Both had neglible offense. Jake controlled slightly more convincingly, slightly longer.


----------



## Ape City (May 27, 2007)

Really though I do find it a bit frustrating to see some Jake's ineffective offense clearly being weighted in the judging.


----------



## Stun Gun (Oct 24, 2012)

rounds 1,2,3 were shields imo then 4,5 for Maia


----------



## LizaG (May 12, 2008)

Damn...Maia threw that away in epic fashion. Shields should've got the UD.


----------



## dlxrevolution (Jul 16, 2009)

I personally had Maia barely edging it 48 - 47. But I won't dispute the decision. It was a close grueling fight.


----------



## Stapler (Nov 18, 2006)

So disappointed right now.. Good night


----------



## HitOrGetHit (Jun 29, 2009)

Round One was Maia unless you totally forget the beginning of rounds.


----------



## LizaG (May 12, 2008)

Demian Maia vs. Jon Fitch...Fitch got Fitched.

Demian Maia vs. Jake Shields...Maia got Maia'd.


----------



## Roflcopter (Sep 5, 2008)

Shoegazer said:


> Dude, please...
> 
> Both had neglible offense. Jake controlled slightly more convincingly, slightly longer.


Guard =/= control.

But people don't know shit about grappling and this myth somehow formed in MMA to explain the huge amount of American wrestlers winning fights early on....but ok.
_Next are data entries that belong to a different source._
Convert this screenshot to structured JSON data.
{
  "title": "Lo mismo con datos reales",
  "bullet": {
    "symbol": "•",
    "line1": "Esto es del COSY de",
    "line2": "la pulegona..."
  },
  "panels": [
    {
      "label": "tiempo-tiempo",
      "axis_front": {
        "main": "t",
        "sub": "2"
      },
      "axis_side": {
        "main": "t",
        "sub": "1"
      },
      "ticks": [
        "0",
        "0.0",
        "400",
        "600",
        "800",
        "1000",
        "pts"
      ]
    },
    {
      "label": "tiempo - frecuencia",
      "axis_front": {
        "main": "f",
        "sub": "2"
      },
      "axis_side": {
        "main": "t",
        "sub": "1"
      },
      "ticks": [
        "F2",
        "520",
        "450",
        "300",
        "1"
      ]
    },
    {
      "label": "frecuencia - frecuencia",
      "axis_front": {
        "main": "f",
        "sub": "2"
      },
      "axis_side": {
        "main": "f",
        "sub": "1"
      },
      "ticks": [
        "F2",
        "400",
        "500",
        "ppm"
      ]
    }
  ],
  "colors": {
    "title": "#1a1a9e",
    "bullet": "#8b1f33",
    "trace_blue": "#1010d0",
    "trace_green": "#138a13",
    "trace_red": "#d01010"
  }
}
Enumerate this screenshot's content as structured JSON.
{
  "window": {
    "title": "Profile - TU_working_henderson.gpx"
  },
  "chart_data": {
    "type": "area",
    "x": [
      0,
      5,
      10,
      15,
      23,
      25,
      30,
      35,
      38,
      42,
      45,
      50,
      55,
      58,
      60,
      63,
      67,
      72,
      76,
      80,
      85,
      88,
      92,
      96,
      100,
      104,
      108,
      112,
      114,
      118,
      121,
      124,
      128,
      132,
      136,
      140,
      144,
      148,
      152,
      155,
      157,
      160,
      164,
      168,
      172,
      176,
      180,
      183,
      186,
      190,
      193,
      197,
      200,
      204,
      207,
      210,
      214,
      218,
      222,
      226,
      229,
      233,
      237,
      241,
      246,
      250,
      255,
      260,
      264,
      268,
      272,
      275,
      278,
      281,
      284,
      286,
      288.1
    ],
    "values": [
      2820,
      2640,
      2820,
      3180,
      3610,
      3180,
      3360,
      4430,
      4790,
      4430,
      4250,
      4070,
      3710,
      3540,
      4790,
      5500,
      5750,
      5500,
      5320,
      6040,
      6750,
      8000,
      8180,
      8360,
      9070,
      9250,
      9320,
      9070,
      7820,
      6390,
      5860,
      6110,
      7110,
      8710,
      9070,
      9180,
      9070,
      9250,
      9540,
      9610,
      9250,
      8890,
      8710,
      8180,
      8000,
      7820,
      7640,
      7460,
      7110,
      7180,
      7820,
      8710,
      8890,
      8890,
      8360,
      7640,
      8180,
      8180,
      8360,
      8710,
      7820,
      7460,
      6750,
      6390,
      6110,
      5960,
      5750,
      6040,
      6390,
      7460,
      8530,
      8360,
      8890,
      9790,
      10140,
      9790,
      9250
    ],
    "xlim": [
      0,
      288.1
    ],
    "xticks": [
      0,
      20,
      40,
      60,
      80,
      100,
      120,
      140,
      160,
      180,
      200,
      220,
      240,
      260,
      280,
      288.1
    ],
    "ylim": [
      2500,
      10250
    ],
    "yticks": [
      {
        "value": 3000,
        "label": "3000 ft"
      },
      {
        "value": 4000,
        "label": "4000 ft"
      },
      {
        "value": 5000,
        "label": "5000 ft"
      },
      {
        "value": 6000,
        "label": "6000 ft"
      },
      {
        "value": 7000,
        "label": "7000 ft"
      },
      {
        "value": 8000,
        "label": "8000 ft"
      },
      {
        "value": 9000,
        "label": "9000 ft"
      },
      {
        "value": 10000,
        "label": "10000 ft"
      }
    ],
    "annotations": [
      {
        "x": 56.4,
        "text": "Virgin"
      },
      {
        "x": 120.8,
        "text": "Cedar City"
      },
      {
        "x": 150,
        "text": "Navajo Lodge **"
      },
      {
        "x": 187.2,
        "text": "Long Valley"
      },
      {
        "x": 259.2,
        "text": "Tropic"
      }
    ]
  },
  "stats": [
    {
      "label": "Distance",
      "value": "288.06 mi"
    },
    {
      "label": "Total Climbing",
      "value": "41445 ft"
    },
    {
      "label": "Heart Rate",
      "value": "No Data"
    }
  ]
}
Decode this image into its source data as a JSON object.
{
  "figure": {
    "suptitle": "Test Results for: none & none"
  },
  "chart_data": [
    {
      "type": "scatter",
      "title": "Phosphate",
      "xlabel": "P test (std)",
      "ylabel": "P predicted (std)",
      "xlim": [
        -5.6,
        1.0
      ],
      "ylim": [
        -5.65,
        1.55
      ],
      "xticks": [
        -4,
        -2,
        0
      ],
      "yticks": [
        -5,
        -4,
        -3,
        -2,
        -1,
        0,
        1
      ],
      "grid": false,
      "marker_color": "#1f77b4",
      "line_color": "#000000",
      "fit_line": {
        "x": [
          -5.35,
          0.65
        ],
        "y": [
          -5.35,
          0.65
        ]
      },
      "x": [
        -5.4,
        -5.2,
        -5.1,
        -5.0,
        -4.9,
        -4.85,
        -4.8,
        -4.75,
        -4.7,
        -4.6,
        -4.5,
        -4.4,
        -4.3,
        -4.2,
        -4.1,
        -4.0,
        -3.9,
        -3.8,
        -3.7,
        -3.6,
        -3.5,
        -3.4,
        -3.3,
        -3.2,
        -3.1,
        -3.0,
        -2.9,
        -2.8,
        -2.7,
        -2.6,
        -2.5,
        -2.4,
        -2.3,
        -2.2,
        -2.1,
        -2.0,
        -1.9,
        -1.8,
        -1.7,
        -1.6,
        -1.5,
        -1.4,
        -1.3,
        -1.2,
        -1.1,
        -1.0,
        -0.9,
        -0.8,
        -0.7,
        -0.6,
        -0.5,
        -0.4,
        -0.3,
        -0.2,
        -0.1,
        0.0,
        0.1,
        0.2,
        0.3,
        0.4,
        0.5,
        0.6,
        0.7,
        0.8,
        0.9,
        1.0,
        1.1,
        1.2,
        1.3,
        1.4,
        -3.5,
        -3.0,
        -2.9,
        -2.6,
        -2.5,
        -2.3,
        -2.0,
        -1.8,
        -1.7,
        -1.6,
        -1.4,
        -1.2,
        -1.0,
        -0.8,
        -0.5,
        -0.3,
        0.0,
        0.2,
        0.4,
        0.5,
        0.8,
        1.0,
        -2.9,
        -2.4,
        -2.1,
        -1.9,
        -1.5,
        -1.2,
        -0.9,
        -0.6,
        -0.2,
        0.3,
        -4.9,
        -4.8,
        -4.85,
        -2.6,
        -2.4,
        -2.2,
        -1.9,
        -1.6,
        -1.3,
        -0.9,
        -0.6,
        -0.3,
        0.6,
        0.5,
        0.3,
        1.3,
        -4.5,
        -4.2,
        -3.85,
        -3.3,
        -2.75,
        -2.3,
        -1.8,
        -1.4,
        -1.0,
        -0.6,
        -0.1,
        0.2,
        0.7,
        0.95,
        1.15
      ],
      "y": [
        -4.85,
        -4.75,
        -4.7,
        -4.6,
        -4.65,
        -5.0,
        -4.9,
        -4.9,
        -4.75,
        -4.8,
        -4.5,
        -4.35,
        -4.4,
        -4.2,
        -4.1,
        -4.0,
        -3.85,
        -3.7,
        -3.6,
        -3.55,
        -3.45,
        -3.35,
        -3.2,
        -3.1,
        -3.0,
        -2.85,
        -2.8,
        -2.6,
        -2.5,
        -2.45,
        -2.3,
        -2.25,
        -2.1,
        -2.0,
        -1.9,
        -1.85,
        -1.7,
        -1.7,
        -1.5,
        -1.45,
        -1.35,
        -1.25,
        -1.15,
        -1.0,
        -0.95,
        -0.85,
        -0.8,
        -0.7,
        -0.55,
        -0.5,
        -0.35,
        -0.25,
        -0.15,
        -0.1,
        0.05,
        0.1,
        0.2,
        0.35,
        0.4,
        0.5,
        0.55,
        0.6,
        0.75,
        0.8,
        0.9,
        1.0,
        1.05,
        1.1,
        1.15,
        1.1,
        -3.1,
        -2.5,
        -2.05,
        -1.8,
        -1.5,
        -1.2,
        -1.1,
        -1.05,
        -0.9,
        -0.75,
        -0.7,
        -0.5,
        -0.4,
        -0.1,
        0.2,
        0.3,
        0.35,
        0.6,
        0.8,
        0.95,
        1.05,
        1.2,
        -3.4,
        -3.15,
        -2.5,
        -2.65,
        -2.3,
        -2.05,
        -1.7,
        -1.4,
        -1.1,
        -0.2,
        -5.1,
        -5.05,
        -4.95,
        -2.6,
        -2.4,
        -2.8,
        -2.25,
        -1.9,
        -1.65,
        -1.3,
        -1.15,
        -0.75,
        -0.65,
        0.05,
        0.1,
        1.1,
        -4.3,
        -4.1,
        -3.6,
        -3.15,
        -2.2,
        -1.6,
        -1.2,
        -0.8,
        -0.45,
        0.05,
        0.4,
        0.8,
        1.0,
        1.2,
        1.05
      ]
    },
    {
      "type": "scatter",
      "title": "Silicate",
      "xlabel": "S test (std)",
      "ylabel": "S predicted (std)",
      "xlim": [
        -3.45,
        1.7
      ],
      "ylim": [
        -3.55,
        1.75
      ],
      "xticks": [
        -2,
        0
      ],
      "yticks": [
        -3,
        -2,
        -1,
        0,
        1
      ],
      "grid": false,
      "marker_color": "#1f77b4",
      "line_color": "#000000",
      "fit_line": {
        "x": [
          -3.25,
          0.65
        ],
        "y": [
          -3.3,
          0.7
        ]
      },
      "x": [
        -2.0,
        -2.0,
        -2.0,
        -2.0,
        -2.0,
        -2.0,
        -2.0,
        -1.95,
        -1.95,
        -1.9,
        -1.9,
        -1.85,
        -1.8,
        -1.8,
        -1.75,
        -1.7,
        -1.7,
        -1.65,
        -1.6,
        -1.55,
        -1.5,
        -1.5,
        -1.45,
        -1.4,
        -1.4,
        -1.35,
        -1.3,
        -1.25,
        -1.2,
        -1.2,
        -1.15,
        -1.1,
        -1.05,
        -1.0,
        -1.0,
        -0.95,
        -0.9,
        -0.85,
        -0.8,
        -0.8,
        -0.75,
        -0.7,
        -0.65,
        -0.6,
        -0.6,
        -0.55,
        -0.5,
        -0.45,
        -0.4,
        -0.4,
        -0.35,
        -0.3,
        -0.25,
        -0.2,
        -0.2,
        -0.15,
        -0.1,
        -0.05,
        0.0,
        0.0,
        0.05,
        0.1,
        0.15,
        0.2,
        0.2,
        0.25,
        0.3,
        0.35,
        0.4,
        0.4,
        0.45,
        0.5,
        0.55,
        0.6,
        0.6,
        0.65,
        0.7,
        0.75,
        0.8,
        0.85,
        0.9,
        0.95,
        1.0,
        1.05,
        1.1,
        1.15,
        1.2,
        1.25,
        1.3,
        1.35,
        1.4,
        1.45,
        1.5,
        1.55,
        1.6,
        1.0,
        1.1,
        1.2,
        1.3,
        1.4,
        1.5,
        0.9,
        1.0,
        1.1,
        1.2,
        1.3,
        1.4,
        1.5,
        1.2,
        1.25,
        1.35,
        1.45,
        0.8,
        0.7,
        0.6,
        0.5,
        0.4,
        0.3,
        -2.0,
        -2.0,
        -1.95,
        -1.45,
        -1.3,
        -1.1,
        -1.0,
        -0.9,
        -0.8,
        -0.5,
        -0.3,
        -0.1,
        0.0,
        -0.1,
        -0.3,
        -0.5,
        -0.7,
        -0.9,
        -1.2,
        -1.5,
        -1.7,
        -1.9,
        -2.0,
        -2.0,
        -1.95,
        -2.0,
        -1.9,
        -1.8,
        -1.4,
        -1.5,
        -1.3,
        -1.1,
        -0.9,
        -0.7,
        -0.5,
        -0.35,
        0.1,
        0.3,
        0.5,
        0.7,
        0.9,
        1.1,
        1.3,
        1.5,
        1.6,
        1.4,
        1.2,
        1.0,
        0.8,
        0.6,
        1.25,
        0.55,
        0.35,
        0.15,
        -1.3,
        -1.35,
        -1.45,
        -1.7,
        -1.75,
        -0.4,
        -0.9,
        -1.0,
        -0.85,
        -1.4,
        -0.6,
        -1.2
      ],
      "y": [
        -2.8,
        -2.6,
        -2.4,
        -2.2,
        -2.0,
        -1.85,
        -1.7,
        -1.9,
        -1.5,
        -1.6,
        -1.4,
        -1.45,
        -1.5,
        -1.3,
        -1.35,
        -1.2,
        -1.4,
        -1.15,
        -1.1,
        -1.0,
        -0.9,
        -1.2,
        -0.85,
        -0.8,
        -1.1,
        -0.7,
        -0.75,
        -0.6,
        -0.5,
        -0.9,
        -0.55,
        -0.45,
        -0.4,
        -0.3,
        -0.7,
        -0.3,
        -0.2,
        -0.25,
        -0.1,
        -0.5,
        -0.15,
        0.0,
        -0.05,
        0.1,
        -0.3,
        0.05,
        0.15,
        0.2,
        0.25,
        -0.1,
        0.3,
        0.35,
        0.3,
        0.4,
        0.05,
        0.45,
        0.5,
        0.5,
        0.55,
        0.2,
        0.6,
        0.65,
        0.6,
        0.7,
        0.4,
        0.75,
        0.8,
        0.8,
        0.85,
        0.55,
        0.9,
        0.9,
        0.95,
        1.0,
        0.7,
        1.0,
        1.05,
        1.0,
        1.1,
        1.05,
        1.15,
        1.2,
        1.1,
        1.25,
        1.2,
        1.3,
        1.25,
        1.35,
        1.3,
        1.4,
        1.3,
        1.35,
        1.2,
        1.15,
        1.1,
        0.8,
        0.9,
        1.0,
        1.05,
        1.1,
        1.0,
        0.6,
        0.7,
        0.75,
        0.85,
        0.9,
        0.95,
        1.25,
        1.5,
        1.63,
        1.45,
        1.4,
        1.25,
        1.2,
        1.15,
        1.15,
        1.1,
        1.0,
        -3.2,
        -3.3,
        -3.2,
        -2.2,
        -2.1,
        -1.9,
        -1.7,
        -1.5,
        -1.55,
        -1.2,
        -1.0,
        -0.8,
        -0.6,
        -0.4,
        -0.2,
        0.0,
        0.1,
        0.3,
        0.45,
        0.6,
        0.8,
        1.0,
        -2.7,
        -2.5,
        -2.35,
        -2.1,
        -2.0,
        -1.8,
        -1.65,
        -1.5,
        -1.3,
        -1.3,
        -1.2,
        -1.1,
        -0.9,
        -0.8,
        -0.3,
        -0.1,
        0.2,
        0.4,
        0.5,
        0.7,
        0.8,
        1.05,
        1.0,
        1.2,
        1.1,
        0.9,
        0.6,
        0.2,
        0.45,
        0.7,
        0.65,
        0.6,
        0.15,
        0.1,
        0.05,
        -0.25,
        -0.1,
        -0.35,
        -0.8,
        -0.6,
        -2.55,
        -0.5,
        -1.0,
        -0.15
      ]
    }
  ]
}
The only thing Shields did that resembled actual scoring was a few guard passes...and Maia was FAR more offensive in round 1 on the ground...he actually did shit when he was on top.


----------



## slapshot (May 4, 2007)

MagiK11 said:


> I just love how quite the crowd is. lol


Yeah, they didnt go apesh*t after thier fighter lost. 

I had it 3-2 Shields. Jake was constantly attempting to pass, very active and aggressive. Toss in some well placed and timed elbows and a few punches and its a Jake Shields round.


----------



## Roflcopter (Sep 5, 2008)

Ape City said:


> Really though I do find it a bit frustrating to see some Jake's ineffective laying in guard clearly being weighted in the judging.


Fixed.


----------



## Shoegazer (Jun 23, 2007)

Roflcopter said:


> Guard =/= control.
> 
> But people don't know shit about grappling and this myth somehow formed in MMA to explain the huge amount of American wrestlers winning fights early on....but ok.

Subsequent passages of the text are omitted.